Het belangrijkste criterium voor een toelage is de hoogte van het inkomen. Een van de controlemechanismen is de ki-test of kadastraalinkomentest. De ki-test houdt rekening met gebouwen en gronden in de leefeenheid en geldt enkel wanneer er in de leefeenheid onroerende goederen ‘vreemd gebruik’ zijn, zoals vakantiewoningen, huizen die al dan niet worden verhuurd, gebouwen voor beroepsuitoefening enzovoort.
De ki-test werd in het leven geroepen om te vermijden dat toch een toelage wordt uitgereikt aan wie veel huizen en gronden heeft. De test houdt echter weinig rekening met de verschillende gezinssituaties. In een gezinssituatie met gescheiden ouders bijvoorbeeld waarbij een van de ouders geen inkomsten ontvangt uit de onroerende goederen vreemd gebruik, wordt wel rekening gehouden met dat ki voor de toekenning van een studietoelage.
Minister, bent u het ermee eens dat het kadastraal inkomen als criterium bij het toekennen van een studietoelage weinig rekening houdt met de maatschappelijke realiteit waarin een diversiteit aan gezinssituaties eerder norm dan uitzondering is?
Bent u bereid de criteria voor het toekennen van de studietoelage te herzien? Zo ja, welke stappen zult u hiertoe nemen?

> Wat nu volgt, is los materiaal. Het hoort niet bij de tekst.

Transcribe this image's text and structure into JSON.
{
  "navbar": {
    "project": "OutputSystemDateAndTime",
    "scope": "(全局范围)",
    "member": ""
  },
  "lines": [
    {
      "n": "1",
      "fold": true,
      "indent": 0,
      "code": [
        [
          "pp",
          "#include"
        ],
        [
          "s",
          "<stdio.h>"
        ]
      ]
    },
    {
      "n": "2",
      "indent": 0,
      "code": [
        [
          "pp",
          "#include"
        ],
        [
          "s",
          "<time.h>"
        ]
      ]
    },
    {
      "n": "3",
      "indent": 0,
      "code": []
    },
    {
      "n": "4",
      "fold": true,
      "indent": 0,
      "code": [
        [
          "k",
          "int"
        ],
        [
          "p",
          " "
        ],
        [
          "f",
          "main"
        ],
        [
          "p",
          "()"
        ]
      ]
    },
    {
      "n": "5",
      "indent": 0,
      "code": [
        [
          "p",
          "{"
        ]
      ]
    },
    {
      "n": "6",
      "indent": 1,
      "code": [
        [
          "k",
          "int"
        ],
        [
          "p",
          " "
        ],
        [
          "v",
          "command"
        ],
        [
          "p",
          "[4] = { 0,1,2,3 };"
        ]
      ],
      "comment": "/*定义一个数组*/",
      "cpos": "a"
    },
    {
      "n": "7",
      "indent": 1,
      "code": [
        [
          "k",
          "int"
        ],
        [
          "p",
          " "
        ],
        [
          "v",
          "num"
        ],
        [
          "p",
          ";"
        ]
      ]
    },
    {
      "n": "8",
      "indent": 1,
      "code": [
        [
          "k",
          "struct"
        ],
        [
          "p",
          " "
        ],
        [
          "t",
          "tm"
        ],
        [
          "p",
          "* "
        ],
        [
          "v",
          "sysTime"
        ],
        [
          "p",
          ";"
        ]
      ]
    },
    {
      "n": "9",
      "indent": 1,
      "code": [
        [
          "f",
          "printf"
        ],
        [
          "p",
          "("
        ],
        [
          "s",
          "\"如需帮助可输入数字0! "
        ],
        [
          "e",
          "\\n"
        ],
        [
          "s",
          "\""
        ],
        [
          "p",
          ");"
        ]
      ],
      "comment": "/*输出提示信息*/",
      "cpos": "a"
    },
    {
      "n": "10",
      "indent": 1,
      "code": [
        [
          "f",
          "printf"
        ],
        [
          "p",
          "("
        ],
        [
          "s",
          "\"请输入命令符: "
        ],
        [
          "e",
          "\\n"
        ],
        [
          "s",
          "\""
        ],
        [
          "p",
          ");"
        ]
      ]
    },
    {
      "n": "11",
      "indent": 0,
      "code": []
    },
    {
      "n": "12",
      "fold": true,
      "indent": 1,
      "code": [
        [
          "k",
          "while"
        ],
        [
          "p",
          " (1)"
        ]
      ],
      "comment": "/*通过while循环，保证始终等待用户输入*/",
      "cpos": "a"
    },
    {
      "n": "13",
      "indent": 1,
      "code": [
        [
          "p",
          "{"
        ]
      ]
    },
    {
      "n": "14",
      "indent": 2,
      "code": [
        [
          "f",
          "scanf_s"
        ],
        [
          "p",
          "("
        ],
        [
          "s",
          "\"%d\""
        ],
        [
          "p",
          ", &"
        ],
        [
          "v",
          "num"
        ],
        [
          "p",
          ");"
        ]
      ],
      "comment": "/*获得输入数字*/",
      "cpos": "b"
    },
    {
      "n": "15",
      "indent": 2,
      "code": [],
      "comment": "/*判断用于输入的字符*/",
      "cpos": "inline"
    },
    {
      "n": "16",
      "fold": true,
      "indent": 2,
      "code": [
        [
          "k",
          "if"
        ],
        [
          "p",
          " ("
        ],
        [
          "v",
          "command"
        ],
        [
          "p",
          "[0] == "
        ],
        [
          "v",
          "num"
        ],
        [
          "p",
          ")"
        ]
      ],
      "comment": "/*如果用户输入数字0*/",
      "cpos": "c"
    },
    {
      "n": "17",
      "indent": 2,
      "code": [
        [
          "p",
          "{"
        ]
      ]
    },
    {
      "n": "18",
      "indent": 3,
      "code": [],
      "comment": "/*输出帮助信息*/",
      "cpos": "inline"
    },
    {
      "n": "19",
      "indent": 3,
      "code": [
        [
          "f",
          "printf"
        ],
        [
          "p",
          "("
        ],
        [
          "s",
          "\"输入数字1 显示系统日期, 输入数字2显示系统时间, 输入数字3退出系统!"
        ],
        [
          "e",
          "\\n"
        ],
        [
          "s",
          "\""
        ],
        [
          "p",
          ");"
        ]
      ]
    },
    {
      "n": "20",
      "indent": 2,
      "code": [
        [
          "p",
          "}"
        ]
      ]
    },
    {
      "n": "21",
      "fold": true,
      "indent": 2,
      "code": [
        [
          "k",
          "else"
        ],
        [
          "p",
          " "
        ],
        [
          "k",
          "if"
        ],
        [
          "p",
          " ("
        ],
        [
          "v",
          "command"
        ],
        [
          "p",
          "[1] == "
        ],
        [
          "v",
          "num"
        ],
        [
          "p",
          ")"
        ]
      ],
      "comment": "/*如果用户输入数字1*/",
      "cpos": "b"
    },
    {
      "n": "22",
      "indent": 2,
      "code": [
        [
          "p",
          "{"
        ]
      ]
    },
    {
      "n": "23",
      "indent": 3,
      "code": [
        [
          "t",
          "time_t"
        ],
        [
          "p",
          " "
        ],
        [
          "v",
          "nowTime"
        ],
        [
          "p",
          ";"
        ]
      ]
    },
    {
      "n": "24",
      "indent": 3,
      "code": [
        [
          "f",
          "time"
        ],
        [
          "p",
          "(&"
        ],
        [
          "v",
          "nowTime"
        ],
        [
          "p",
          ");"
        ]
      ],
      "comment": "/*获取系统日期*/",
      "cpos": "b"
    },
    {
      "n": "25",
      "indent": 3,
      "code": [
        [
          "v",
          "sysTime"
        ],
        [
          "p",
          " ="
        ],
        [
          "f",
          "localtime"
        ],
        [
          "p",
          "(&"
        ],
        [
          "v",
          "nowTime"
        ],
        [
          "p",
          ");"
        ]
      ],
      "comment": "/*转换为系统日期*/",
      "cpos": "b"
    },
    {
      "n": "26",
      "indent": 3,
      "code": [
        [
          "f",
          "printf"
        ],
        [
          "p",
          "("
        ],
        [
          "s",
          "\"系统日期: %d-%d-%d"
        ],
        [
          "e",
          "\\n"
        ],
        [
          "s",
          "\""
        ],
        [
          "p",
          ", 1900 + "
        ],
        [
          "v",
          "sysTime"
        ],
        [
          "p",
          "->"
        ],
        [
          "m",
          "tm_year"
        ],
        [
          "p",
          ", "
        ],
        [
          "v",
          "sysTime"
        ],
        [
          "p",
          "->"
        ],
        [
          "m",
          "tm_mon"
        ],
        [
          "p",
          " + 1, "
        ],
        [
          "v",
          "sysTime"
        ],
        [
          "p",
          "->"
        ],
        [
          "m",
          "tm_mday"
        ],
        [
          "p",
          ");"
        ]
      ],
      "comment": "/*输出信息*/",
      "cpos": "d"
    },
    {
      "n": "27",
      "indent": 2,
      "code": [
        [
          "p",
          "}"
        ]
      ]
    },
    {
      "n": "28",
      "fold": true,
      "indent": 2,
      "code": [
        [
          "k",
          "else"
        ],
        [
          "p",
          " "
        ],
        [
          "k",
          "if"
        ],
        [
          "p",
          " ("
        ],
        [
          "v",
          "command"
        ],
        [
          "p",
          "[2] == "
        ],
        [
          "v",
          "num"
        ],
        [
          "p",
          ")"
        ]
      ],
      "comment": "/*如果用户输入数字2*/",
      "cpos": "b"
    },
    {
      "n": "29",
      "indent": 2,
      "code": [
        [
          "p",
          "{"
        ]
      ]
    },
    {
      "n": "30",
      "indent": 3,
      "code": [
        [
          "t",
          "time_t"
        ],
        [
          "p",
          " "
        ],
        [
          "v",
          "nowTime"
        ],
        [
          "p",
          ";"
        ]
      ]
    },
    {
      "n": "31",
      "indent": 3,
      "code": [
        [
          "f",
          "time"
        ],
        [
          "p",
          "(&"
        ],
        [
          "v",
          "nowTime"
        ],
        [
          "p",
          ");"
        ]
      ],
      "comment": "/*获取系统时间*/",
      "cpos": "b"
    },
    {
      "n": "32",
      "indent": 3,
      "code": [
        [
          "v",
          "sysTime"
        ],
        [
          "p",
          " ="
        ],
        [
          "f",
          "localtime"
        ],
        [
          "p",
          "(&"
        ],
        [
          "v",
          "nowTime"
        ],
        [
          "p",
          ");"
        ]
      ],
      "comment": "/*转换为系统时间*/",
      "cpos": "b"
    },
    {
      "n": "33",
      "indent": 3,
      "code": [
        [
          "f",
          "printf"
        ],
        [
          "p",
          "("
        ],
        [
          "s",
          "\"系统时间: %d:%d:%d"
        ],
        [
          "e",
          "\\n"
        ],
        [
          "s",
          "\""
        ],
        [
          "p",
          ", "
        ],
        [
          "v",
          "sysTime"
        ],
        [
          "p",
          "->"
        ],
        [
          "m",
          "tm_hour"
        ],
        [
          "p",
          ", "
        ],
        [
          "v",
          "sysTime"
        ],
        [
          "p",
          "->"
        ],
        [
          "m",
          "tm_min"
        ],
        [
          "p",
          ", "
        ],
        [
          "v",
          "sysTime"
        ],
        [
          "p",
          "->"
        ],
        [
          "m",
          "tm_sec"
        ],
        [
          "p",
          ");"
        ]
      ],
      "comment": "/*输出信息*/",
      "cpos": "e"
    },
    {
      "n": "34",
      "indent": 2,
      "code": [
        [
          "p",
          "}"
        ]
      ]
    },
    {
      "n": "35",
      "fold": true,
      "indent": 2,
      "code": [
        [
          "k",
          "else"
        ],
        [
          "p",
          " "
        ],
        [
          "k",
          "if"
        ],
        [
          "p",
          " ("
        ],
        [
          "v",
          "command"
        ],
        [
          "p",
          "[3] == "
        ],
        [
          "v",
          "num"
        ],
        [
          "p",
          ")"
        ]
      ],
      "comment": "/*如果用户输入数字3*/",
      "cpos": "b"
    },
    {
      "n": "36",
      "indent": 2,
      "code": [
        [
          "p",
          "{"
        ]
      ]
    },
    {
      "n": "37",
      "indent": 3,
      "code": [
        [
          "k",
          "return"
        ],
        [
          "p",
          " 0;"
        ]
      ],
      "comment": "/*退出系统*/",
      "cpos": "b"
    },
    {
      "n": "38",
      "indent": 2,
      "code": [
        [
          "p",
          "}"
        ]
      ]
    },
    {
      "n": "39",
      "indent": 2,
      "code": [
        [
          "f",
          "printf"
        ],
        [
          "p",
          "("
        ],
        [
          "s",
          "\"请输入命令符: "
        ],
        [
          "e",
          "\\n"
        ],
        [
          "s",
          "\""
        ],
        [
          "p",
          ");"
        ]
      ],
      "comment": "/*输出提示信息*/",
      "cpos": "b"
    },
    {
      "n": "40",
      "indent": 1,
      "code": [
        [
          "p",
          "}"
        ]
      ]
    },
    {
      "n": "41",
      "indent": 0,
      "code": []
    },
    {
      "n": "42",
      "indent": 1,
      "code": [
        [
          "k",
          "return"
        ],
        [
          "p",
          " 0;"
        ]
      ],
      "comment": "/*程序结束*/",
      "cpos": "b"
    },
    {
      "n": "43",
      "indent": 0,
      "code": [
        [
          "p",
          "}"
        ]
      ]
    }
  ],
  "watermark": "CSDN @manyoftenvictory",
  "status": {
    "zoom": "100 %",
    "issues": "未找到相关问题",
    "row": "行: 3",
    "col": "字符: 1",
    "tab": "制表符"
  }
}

Minister Crevits heeft het woord.
Het ki is vandaag de enige redelijke indicator die we hebben als ‘proxi’ voor vermogen. Het is best mogelijk dat iemand hier geen financieel inkomen uit haalt, maar dit betekent niet dat dit geen vorm van vermogen is die de financiële draagkracht van dat gezin of dat individu niet zou verhogen.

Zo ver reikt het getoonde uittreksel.